The implication is that the economy must come first, because, as one often hears, without a strong economy, there can be no welfare state. And, in particular, the social pillar of the social market economy cannot be designed in such a way as to detract from economic growth and the ability to compete in a cut-throat global economy. We must, as some politicians will put it, make tough choices.
The reason why this misses a trick is that it ignores the fact that the “social” in “social market economy” can itself be an economic strength. As Laszlo Andor and Robin Huguenot-Noël point out in a timely piece on the ambitions for implementing the social pillar: “Contrary to long-held beliefs, there is now extensive evidence that expanding social provisions in the form of gender empowerment, active labour market policies, or life-long training boosts employment growth . . . at long last, social protection is no longer seen as a drag on jobs and competitiveness.”
It is worth reflecting on the reasons why, far from a trade-off, the social pillar and more narrowly economic considerations can go hand in hand.
First, Europe’s social model is an instrument for economic resilience. In the pandemic, countries with more meagre social safety nets — the US and the UK — rushed to put together temporary schemes where the pre-existing welfare state was dramatically shown up as insufficient. In continental Europe, in contrast, the existing system could, to a larger extent, do the job with scaled-up funding. The current global trend is of others wanting more of what Europe’s social model has, not of outcompeting Europe by going without it.
Second, it is becoming increasingly clear that a solid social model is an engine of productivity. The Nordic countries show that a strong social pillar — encompassing all the dimensions of labour, skills and social protection — can underpin the characteristics that make a market economy work well: trust, high employment, productivity increases and quick adoption of technology, and flexibility in shifting labour and capital from low- to high-productivity uses. A case in point, not sufficiently well known, is that Sweden and Denmark have the highest rate of job-to-job moves in the EU — as well as spending the most on active labour market policies.
Someone may accept these two arguments as reasons for national governments to build strong social market economies but reject as irrelevant any role for the EU’s institutions. But there is a third argument for seeing the social pillar as an economic policy, which is the EU’s single market. A country may well wish to drive productivity growth by pushing up minimum wages in an effort to encourage businesses to shift into more capital-intensive production practices. But in a unified market, the result could simply be that its employers are undercut by competitors in other EU countries which choose to win the race to the bottom.

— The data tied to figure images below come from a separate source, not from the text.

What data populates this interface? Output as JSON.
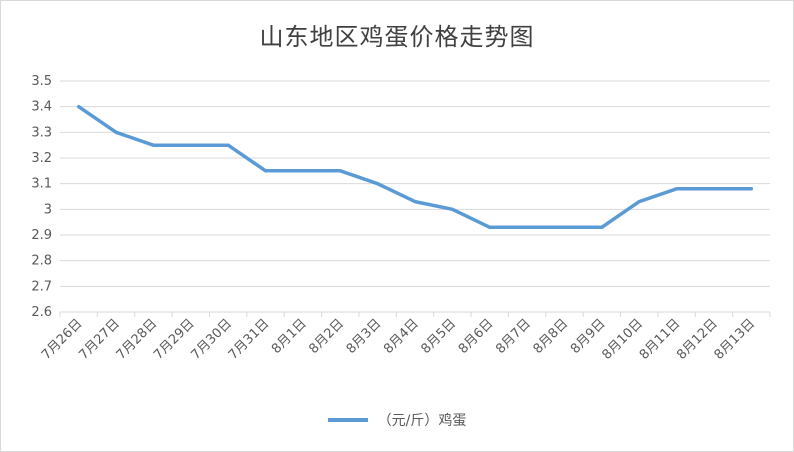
{
  "chart_data": {
    "type": "line",
    "title": "山东地区鸡蛋价格走势图",
    "categories": [
      "7月26日",
      "7月27日",
      "7月28日",
      "7月29日",
      "7月30日",
      "7月31日",
      "8月1日",
      "8月2日",
      "8月3日",
      "8月4日",
      "8月5日",
      "8月6日",
      "8月7日",
      "8月8日",
      "8月9日",
      "8月10日",
      "8月11日",
      "8月12日",
      "8月13日"
    ],
    "series": [
      {
        "name": "（元/斤）鸡蛋",
        "color": "#5b9bd5",
        "values": [
          3.4,
          3.3,
          3.25,
          3.25,
          3.25,
          3.15,
          3.15,
          3.15,
          3.1,
          3.03,
          3.0,
          2.93,
          2.93,
          2.93,
          2.93,
          3.03,
          3.08,
          3.08,
          3.08
        ]
      }
    ],
    "y_ticks": [
      "2.6",
      "2.7",
      "2.8",
      "2.9",
      "3",
      "3.1",
      "3.2",
      "3.3",
      "3.4",
      "3.5"
    ],
    "ylim": [
      2.6,
      3.5
    ],
    "grid": true,
    "legend_position": "bottom"
  }
}
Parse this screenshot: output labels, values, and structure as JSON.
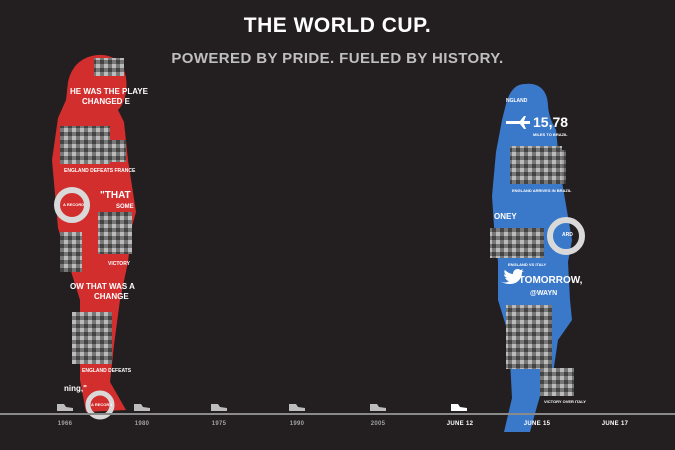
{
  "header": {
    "title": "THE WORLD CUP.",
    "subtitle": "POWERED BY PRIDE. FUELED BY HISTORY."
  },
  "red_figure": {
    "color": "#d32e2e",
    "texts": {
      "quote1": "HE WAS THE PLAYE",
      "quote1b": "CHANGED E",
      "caption1": "ENGLAND DEFEATS FRANCE",
      "quote2": "\"THAT",
      "quote2b": "SOME",
      "stat1": "A RECORD",
      "caption2": "VICTORY",
      "quote3": "OW THAT WAS A",
      "quote3b": "CHANGE",
      "caption3": "ENGLAND DEFEATS",
      "quote4": "ning,\"",
      "stat2": "A RECORD"
    }
  },
  "blue_figure": {
    "color": "#3a78c9",
    "texts": {
      "header1": "NGLAND",
      "count": "15,78",
      "count_caption": "MILES TO BRAZIL",
      "caption1": "ENGLAND ARRIVES IN BRAZIL",
      "name": "ONEY",
      "stat": "ARD",
      "caption2": "ENGLAND VS ITALY",
      "quote": "\"TOMORROW,",
      "handle": "@WAYN",
      "caption3": "VICTORY OVER ITALY"
    }
  },
  "timeline": {
    "labels": [
      "1966",
      "1980",
      "1975",
      "1990",
      "2005",
      "JUNE 12",
      "JUNE 15",
      "JUNE 17"
    ]
  },
  "colors": {
    "background": "#231f20",
    "red": "#d32e2e",
    "blue": "#3a78c9"
  }
}
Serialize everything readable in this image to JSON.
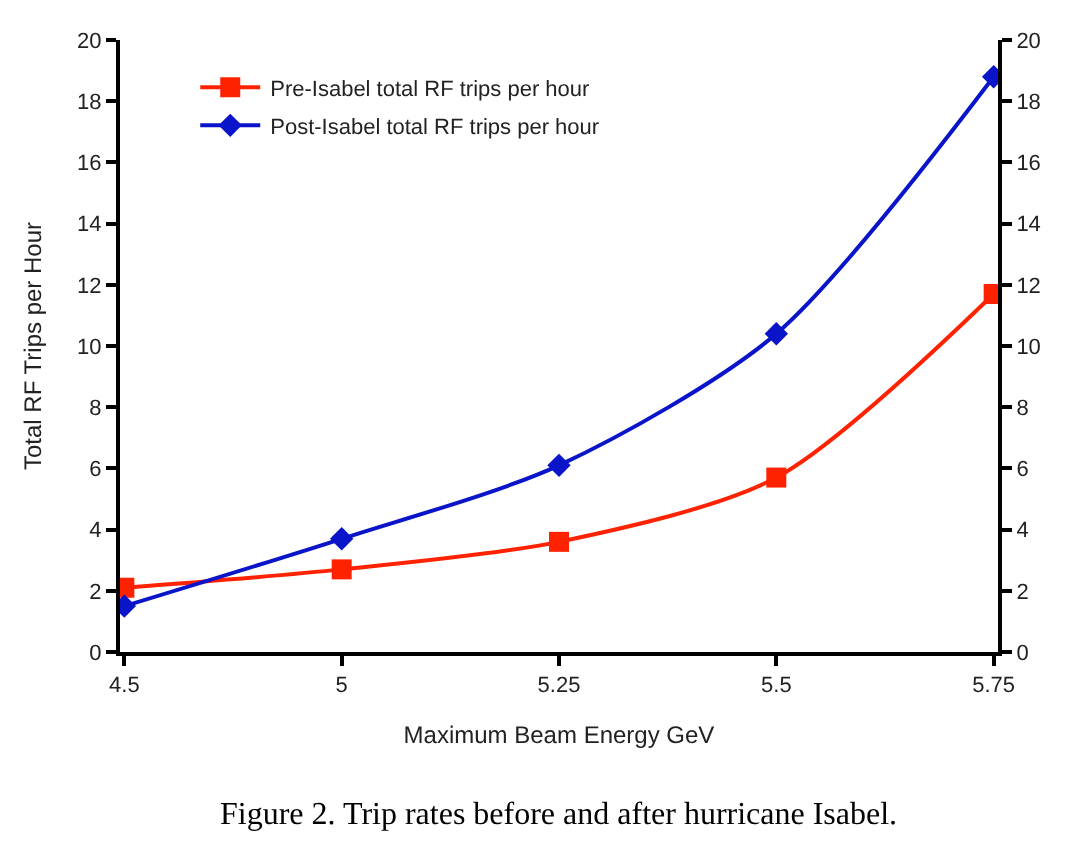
{
  "chart_data": {
    "type": "line",
    "xlabel": "Maximum Beam Energy GeV",
    "ylabel": "Total RF Trips per Hour",
    "categories": [
      "4.5",
      "5",
      "5.25",
      "5.5",
      "5.75"
    ],
    "series": [
      {
        "name": "Pre-Isabel total RF trips per hour",
        "color": "#ff2200",
        "marker": "square",
        "values": [
          2.1,
          2.7,
          3.6,
          5.7,
          11.7
        ]
      },
      {
        "name": "Post-Isabel total RF trips per hour",
        "color": "#0a14c8",
        "marker": "diamond",
        "values": [
          1.5,
          3.7,
          6.1,
          10.4,
          18.8
        ]
      }
    ],
    "ylim": [
      0,
      20
    ],
    "yticks": [
      0,
      2,
      4,
      6,
      8,
      10,
      12,
      14,
      16,
      18,
      20
    ],
    "y2lim": [
      0,
      20
    ],
    "y2ticks": [
      0,
      2,
      4,
      6,
      8,
      10,
      12,
      14,
      16,
      18,
      20
    ],
    "legend": "top left",
    "line_style": "solid",
    "annotations": [
      "Figure 2. Trip rates before and after hurricane Isabel."
    ]
  }
}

This, after all, is a reason why social and environmental considerations are increasingly included in the EU’s trade deals. The argument is much stronger for its own single market, the most integrated international trade area in the world.
If the Porto summit can reorient the conversation from seeing the social pillar as a nice-to-have to seeing it as an essential contributor to productivity, it will have been a big achievement.